Uma vez tendo confirmado que ele estava em coma, Michael e Simone ajudaram-me a carregar Richard para baixo. Injetei uma série de sondas biométricas no sistema dele e venho monitorando as observações desde então.

Tirei-lhe as roupas e examinei-o da cabeça aos pés. Está com alguns arranhões e machucados que eu jamais vira antes, o que é natural depois de todo esse tempo. Sua contagem de células no sangue está estranhamente próxima do normal — eu esperaria anomalias das células brancas com sua febre de quase 40°.
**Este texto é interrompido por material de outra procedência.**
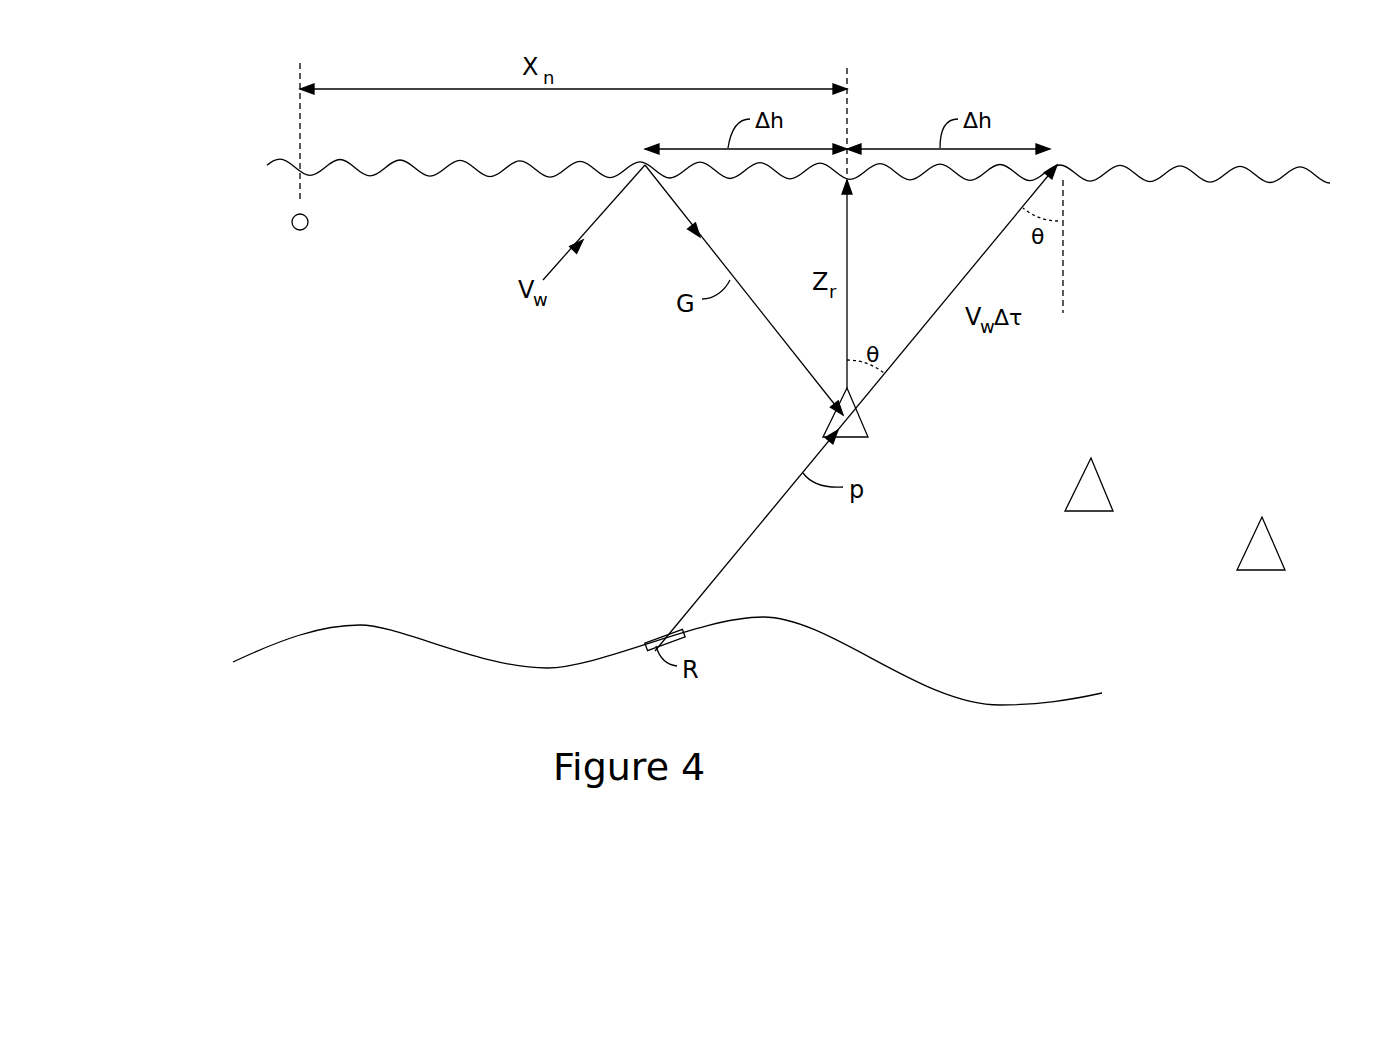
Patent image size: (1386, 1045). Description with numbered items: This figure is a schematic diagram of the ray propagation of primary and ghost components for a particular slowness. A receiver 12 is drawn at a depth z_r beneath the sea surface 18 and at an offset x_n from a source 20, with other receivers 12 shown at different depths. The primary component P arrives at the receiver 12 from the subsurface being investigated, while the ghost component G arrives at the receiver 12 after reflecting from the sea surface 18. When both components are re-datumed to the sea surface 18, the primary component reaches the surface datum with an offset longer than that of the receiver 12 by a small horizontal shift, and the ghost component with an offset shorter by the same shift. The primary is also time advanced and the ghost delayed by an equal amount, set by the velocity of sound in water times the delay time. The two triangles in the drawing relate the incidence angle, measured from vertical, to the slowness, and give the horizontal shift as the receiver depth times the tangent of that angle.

The receiver 12 is at (868, 428).
The sea surface 18 is at (1180, 167).
The source 20 is at (293, 228).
Tivemos outra grande surpresa quando examinamos em detalhe as roupas de Richard. Em sua jaqueta encontramos os robôs shakespearianos, o Príncipe Hal e Falstaff, que haviam desaparecido há nove anos no estranho mundo abaixo do corredor de espinhos do que nós julgávamos ser a toca das octoaranhas. De algum modo, Richard deve tê-las convencido a devolver seus brinquedos.

Há sete horas que estou sentada ao lado de Richard. Durante a maior parte do tempo, esta manhã, outros membros da família também estiveram aqui, mas faz uma hora que Richard e eu estamos sozinhos. Meus olhos banquetearam-se com seu rosto por vários minutos, minhas mãos já passearam por seu pescoço, seus ombros, suas costas. Jamais esperei tornar a vê-lo e tocálo. Richard, bem-vindo ao lar! Bem-vindo de volta para sua mulher e sua família.